All CoreSpace Data Centers are certified SSAE16 compliant with the new SSAE 16 standards. With this new certification, all servers hosted with CoreSpace are secured through the implementation of IT controls that adhere to the new SSAE 16 guidelines. CoreSpace service Technicians working within the data center facility operate according to a strict internal process to ensure that all servers are managed according to the controls established.

SSAE 16 Type I

SSAE 16 Type I is geared towards service organizations that had not gone through a SAS 70 audit and would like to be set on their own path to a Type II reporting standard. SSAE 16 Type 1 – is when Auditors test the accuracy of the service provider’s descriptions and assertions. Any information provided by the independent auditor in regards to testing the service and its operating effectiveness are optional for this report.

SSAE 16 Type II

A Type II report details the testing done on the service organization’s controls and its effectiveness. The audit is completed over a minimum period of six months which is stated in the report. Reports utilize the Trust Services Principles, published by the AICPA, to evaluate the effectiveness of a service organizations controls with respect to security, availability, processing integrity, online privacy, and confidentiality.
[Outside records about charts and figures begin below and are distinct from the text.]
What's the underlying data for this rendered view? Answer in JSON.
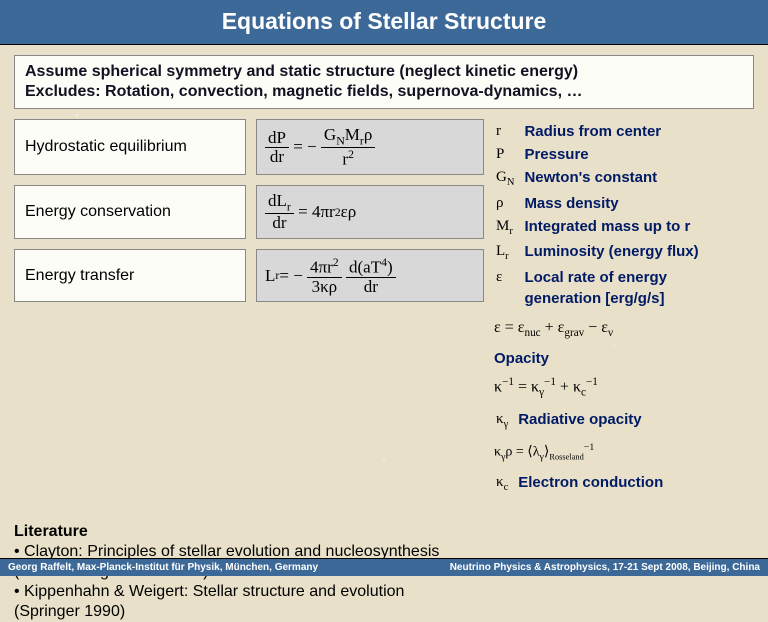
{
  "title": "Equations of Stellar Structure",
  "assumption": {
    "line1": "Assume spherical symmetry and static structure (neglect kinetic energy)",
    "line2": "Excludes: Rotation, convection, magnetic fields, supernova-dynamics, …"
  },
  "rows": [
    {
      "label": "Hydrostatic equilibrium"
    },
    {
      "label": "Energy conservation"
    },
    {
      "label": "Energy transfer"
    }
  ],
  "defs": [
    {
      "sym": "r",
      "desc": "Radius from center"
    },
    {
      "sym": "P",
      "desc": "Pressure"
    },
    {
      "sym": "G_N",
      "desc": "Newton's constant"
    },
    {
      "sym": "rho",
      "desc": "Mass density"
    },
    {
      "sym": "M_r",
      "desc": "Integrated mass up to r"
    },
    {
      "sym": "L_r",
      "desc": "Luminosity (energy flux)"
    },
    {
      "sym": "eps",
      "desc": "Local rate of energy generation [erg/g/s]"
    }
  ],
  "opacity": {
    "main": "Opacity",
    "rad": "Radiative opacity",
    "econd": "Electron conduction"
  },
  "literature": {
    "hdr": "Literature",
    "item1": "Clayton:  Principles of stellar evolution and nucleosynthesis (Univ. Chicago Press 1968)",
    "item2": "Kippenhahn & Weigert: Stellar structure and evolution (Springer 1990)"
  },
  "footer": {
    "left": "Georg Raffelt, Max-Planck-Institut für Physik, München, Germany",
    "right": "Neutrino Physics & Astrophysics, 17-21 Sept 2008, Beijing, China"
  },
  "colors": {
    "title_bg": "#3d6999",
    "page_bg": "#e8e0c8",
    "eq_bg": "#d8d8d8",
    "box_bg": "#fdfdf8",
    "desc_color": "#001a66"
  }
}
These reports demonstrate that we adhere to the risks within our environment and are equipped with appropriate controls to address those risks. SSAE 16 reports confirm that our control program is appropriately designed, and that the controls designed to safeguard customer data is operating effectively over time. Customers can now leverage our services to store and process any type of sensitive data with confidence regarding high levels of privacy and security.